A piece of spam got through your filter. What should I do with it?

Our spam filtering relies partly on a bayesian filter, which requires constant training to keep up with the ever changing tactics of spammers. You can help us by sending a complete copy of your spam emails to nospam@cs.utexas.edu. Please note, this must be a *complete* copy of the email, including all headers.

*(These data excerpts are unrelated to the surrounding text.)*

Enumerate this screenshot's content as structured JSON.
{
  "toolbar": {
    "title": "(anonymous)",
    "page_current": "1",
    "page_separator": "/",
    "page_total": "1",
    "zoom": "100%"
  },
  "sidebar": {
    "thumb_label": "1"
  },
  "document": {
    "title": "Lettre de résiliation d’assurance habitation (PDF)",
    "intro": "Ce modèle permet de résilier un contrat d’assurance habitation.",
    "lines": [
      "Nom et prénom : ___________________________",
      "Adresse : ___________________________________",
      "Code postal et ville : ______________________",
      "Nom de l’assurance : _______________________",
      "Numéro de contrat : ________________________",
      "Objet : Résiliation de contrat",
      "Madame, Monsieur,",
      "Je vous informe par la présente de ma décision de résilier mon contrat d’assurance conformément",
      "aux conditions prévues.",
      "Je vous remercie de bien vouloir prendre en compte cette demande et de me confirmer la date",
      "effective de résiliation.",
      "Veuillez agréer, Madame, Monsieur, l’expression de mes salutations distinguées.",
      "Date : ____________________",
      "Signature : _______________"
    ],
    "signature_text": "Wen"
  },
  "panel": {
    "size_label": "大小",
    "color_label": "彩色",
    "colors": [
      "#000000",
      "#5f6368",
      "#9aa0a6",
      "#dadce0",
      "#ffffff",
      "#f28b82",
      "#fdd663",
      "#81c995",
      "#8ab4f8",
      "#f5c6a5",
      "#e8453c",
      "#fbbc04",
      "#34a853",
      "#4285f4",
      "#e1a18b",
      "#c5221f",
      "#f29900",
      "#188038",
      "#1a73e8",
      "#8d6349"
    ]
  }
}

The easiest and best way to send the mail is to use your mail client's ability to "Forward as an Attachment".

Forwarding your O365 (austin.utexas.edu) email.

New UT Austin employees starting on or after 12/11/18 will have an @austin.utexas.edu email address created for them automatically by ITS. This mailbox is discoverable via UT's Exchange directory, so you may be receiving email there and not know about it. This can be problematic for obvious reasons. Follow these steps to remove that address from the Exchange directory, and forward the email.

How can I disable the departmental spam filtering for my UTCS email address?

There's not really a way to opt out of using the spam filter, but users do have the ability to tune how aggressively the filter behaves on mail sent to you. In your user directory, there is a hidden directory named .spamassassin, and Inside of that is a text file called user_prefs (there are other files too, but you should leave those alone). Using a text editor, you can add one of the following lines to the end of the file:

How do I forward my mail from my CS account to a different account? Why isn't my .forward file working? How can I get my mail forwarded someplace else after my account expires?

All mail forwarding on the CS system is handled by a central user account database; .forward files won't work. To get mail forwarded, email help@cs.utexas.edu from your UTCS email account and make the request. UTCS email is never forwarded past the lifetime of an account. UT offers alumni email here. If you want to learn more about how to use procmail on our systems, check out the FAQ on procmail.

How do I set up my account so that it automatically sends out a message stating that I am on vacation when I receive an incoming message? How do I turn it off?

Use the 'vacation' program. You can read the vacation(1) man pages for usage info, but the quick-start method is to create a message you'd like to send in response to emails you receive and save it as ~/.vacation.msg, and then run vacation -i. To turn this off, simply remove ~/.vacation.msg.

I've got a mail message with the subject "DON'T DELETE THIS MESSAGE -- FOLDER INTERNAL DATA," and the body says not to delete the message or important data will be lost. What's going on?

The POP/IMAP servers and some mail reader software (anything that uses the c-client library) use this "dummy" message to maintain state over time. Because our POP/IMAP server recognizes this message as containing metadata, it doesn't send it to POP/IMAP clients, such as Apple Mail or Thunderbird, so you'll normally never see it. But if you use an email client that doesn't recognize this as a "special" message, it will show it to you as a regular message.